Cattle are a primary reservoir for pathogenic bacteria E. coli O157:H7. Although the presence of E. coli O157:H7 is asymptomatic in adult cattle, human ingestion of food products contaminated with this pathogen can lead to severe disease. The rumen is a well-studied ecosystem for bacterial growth, but little is known about the mechanisms of how E. coli O157:H7 persists and survives in this unique environment. The pathogen can apparently persist in an infected ruminant significantly longer than many other E. coli serotypes. Although E. coli O157:H7 appears to be primarily located in the lower part of the digestive system, including the cecum, colon and rectum, it is not clear what factors of the host, or the microorganism influences this localization, nor what dictates its shedding. The influence of diet, stress, antibiotics and other intervention strategies on O157 prevalence further complicates its analysis.

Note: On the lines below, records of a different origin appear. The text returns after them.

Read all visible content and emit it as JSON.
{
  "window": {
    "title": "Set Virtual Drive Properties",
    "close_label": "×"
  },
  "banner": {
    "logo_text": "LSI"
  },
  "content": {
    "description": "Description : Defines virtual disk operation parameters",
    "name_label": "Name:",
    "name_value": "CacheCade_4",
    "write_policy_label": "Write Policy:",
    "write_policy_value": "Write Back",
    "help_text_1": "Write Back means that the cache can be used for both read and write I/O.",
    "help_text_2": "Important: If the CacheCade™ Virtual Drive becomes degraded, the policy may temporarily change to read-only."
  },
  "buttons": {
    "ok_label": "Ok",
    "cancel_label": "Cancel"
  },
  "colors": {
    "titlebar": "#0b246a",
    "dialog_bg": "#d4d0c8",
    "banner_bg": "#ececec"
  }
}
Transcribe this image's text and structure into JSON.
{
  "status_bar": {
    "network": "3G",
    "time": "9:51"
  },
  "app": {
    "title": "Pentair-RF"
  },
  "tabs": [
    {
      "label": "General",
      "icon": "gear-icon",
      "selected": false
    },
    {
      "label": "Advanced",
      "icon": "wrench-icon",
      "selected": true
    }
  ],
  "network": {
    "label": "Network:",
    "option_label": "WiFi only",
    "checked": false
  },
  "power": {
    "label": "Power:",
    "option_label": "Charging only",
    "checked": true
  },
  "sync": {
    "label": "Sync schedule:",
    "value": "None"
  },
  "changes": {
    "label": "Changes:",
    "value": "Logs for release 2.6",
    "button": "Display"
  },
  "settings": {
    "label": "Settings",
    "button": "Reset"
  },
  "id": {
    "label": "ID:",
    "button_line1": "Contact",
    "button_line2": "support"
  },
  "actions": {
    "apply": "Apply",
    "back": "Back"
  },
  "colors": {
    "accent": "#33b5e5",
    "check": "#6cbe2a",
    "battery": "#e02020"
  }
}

Researchers in this project undertook a molecular genetics approach using DNA microarrays to identify genes that are important for growth and survival of E. coli O157:H7 in the rumen. The primary hypothesis of this project is that many of the genes that are induced by encounter with the rumen will be important for O157 survival. The researchers thought that identifying these genes and testing their function by mutagenesis might lead to novel targets for new antimicrobial agents and vaccines.
The specific objectives of this project were:
Growth of E. coli O157:H7 under conditions that mimic the rumen environment
A specific strain of E. coli O157:H7 was inoculated at low density into a variety of growth media. Cultures were recovered and stored at –80ºC so as to stabilize the RNA.
Construction of E. coli O157:H7 microarrays
Microarrays are experimental methods that allow the activity of each gene to be monitored simultaneously, thus the researchers incorporated this relatively new technology into their analysis of the genes that might contribute to E. coli O157:H7’s persistence in the digestive tract of animals. Microarrays containing over 5,000 of the total 5,384 genes identified in the sequenced E. coli O157:H7 strain EDL933 were constructed. The arrays were assembled using polymerase chain reaction (PCR) to amplify regions of individual genes that were identified from the published genomic sequence of strain 933. The researchers used a commercially available bacterial RNA isolation kit (Ambion) to isolate and prepare samples for analysis.
The information collected in these studies has provided a foundation for researchers’ continuing efforts to use genomic-based approaches to understand the molecular survival and persistence of E. coli O157:H7 in cattle. The researchers did encounter some unexpected hurdles in their projects. E. coli O157:H7 grew poorly in the anaerobic lab environment that was created to be similar to the rumen. This initially limited RNA yields for subsequent analysis, but the researchers overcame that challenge by using RNA amplification. The inability of E. coli O157:H7 to proliferate under the experimental conditions created for this project may reveal a vulnerability of the bacteria that could be exploited in new intervention strategies.
The microarrays developed through this project will enable further research to identify new genes that are important for O157 growth and survival in the rumen.
There are nearly 2,000 genes that are found in O157 that are not present in the non-pathogenic K-12 strain. Based on that information, it is likely that new genes will be revealed that are important for the unique ecological niche inhabited by E. coli O157:H7. By understanding how E. coli O157:H7 responds to the rumen environment, there is the potential to identify weaknesses in this organism that can be targeted through new vaccines or other treatments to significantly reduce the microorganism in cattle.